CAMILA OLIVEIRA FAIRCLOUGH - Alphabet couleurs, 2020 Acrylique sur toile, marc de café 162 x 97 cm Unique (Ref. cof50)

On trouve une forte présence de mots dans la peinture occidentale. Aussi bien pour faire dire des choses, que pour ce qu’il est. Dans ta peinture, il se fait le fragment d’un réel. D’où te vient cette envie de faire du mot une image ? Pourrait-on lui associer cette phrase de Deleuze : «En art, et en peinture comme en musique, il ne s’agit pas de reproduire ou d’inventer des formes, mais de capter des forces.» ?


On peut lire/voir les images et les formes. Je ne choisis pas entre les deux. Je reproduis des formes que je trouve et/ou que je déplace de leurs contextes. Je considère aussi que chaque tableau est autonome. Ce sont les tableaux qui parlent pour faire dire des choses, mais aussi pour ce qu’ils sont, chacun avec leur présence.

Et j’ai toujours trouvé Deleuze cool.
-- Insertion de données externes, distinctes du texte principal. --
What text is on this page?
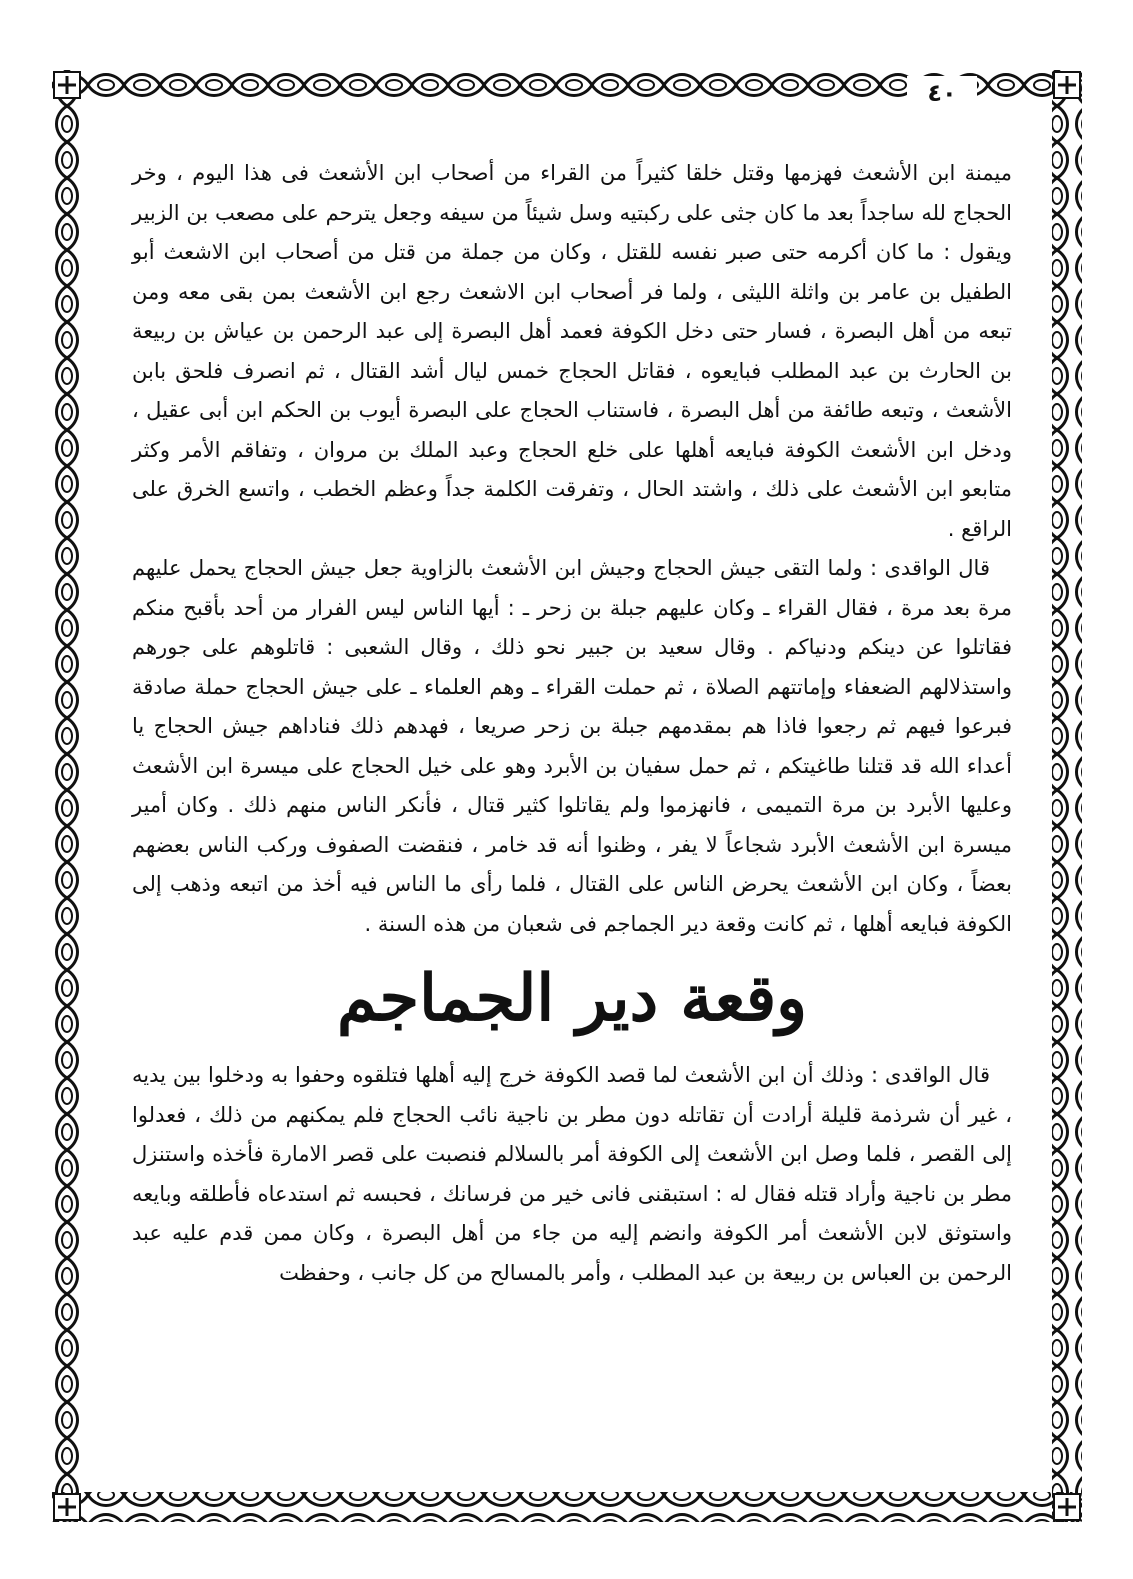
٤٠

ميمنة ابن الأشعث فهزمها وقتل خلقا كثيراً من القراء من أصحاب ابن الأشعث فى هذا اليوم ، وخر الحجاج لله ساجداً بعد ما كان جثى على ركبتيه وسل شيئاً من سيفه وجعل يترحم على مصعب بن الزبير ويقول : ما كان أكرمه حتى صبر نفسه للقتل ، وكان من جملة من قتل من أصحاب ابن الاشعث أبو الطفيل بن عامر بن واثلة الليثى ، ولما فر أصحاب ابن الاشعث رجع ابن الأشعث بمن بقى معه ومن تبعه من أهل البصرة ، فسار حتى دخل الكوفة فعمد أهل البصرة إلى عبد الرحمن بن عياش بن ربيعة بن الحارث بن عبد المطلب فبايعوه ، فقاتل الحجاج خمس ليال أشد القتال ، ثم انصرف فلحق بابن الأشعث ، وتبعه طائفة من أهل البصرة ، فاستناب الحجاج على البصرة أيوب بن الحكم ابن أبى عقيل ، ودخل ابن الأشعث الكوفة فبايعه أهلها على خلع الحجاج وعبد الملك بن مروان ، وتفاقم الأمر وكثر متابعو ابن الأشعث على ذلك ، واشتد الحال ، وتفرقت الكلمة جداً وعظم الخطب ، واتسع الخرق على الراقع .

قال الواقدى : ولما التقى جيش الحجاج وجيش ابن الأشعث بالزاوية جعل جيش الحجاج يحمل عليهم مرة بعد مرة ، فقال القراء ـ وكان عليهم جبلة بن زحر ـ : أيها الناس ليس الفرار من أحد بأقبح منكم فقاتلوا عن دينكم ودنياكم . وقال سعيد بن جبير نحو ذلك ، وقال الشعبى : قاتلوهم على جورهم واستذلالهم الضعفاء وإماتتهم الصلاة ، ثم حملت القراء ـ وهم العلماء ـ على جيش الحجاج حملة صادقة فبرعوا فيهم ثم رجعوا فاذا هم بمقدمهم جبلة بن زحر صريعا ، فهدهم ذلك فناداهم جيش الحجاج يا أعداء الله قد قتلنا طاغيتكم ، ثم حمل سفيان بن الأبرد وهو على خيل الحجاج على ميسرة ابن الأشعث وعليها الأبرد بن مرة التميمى ، فانهزموا ولم يقاتلوا كثير قتال ، فأنكر الناس منهم ذلك . وكان أمير ميسرة ابن الأشعث الأبرد شجاعاً لا يفر ، وظنوا أنه قد خامر ، فنقضت الصفوف وركب الناس بعضهم بعضاً ، وكان ابن الأشعث يحرض الناس على القتال ، فلما رأى ما الناس فيه أخذ من اتبعه وذهب إلى الكوفة فبايعه أهلها ، ثم كانت وقعة دير الجماجم فى شعبان من هذه السنة .

وقعة دير الجماجم

قال الواقدى : وذلك أن ابن الأشعث لما قصد الكوفة خرج إليه أهلها فتلقوه وحفوا به ودخلوا بين يديه ، غير أن شرذمة قليلة أرادت أن تقاتله دون مطر بن ناجية نائب الحجاج فلم يمكنهم من ذلك ، فعدلوا إلى القصر ، فلما وصل ابن الأشعث إلى الكوفة أمر بالسلالم فنصبت على قصر الامارة فأخذه واستنزل مطر بن ناجية وأراد قتله فقال له : استبقنى فانى خير من فرسانك ، فحبسه ثم استدعاه فأطلقه وبايعه واستوثق لابن الأشعث أمر الكوفة وانضم إليه من جاء من أهل البصرة ، وكان ممن قدم عليه عبد الرحمن بن العباس بن ربيعة بن عبد المطلب ، وأمر بالمسالح من كل جانب ، وحفظت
Un philosophe qui fait un Abécédaire en forme de film-entretien ne peut qu’être bien.


D’où te vient cette envie de faire du mot une image ?


J’ai vécu mon enfance et mon adolescence en Afrique du Sud et au Brésil où je suis née. Je vis en France depuis une vingtaine d'années. Je pense que le fait d’avoir été confrontée à différentes problématiques de traduction où j’ai souvent dû, dans un premier temps, déchiffrer les mots de manière intuitive. Le langage n’était pas ce qui pouvait m’aider le plus mais il a permit d’attirer mon attention sur ces glissements du lisible-visible. Essayer d’interpréter, de déchiffrer des signes, d'imiter des sons, c‘est un peu ce que je fais en peinture finalement.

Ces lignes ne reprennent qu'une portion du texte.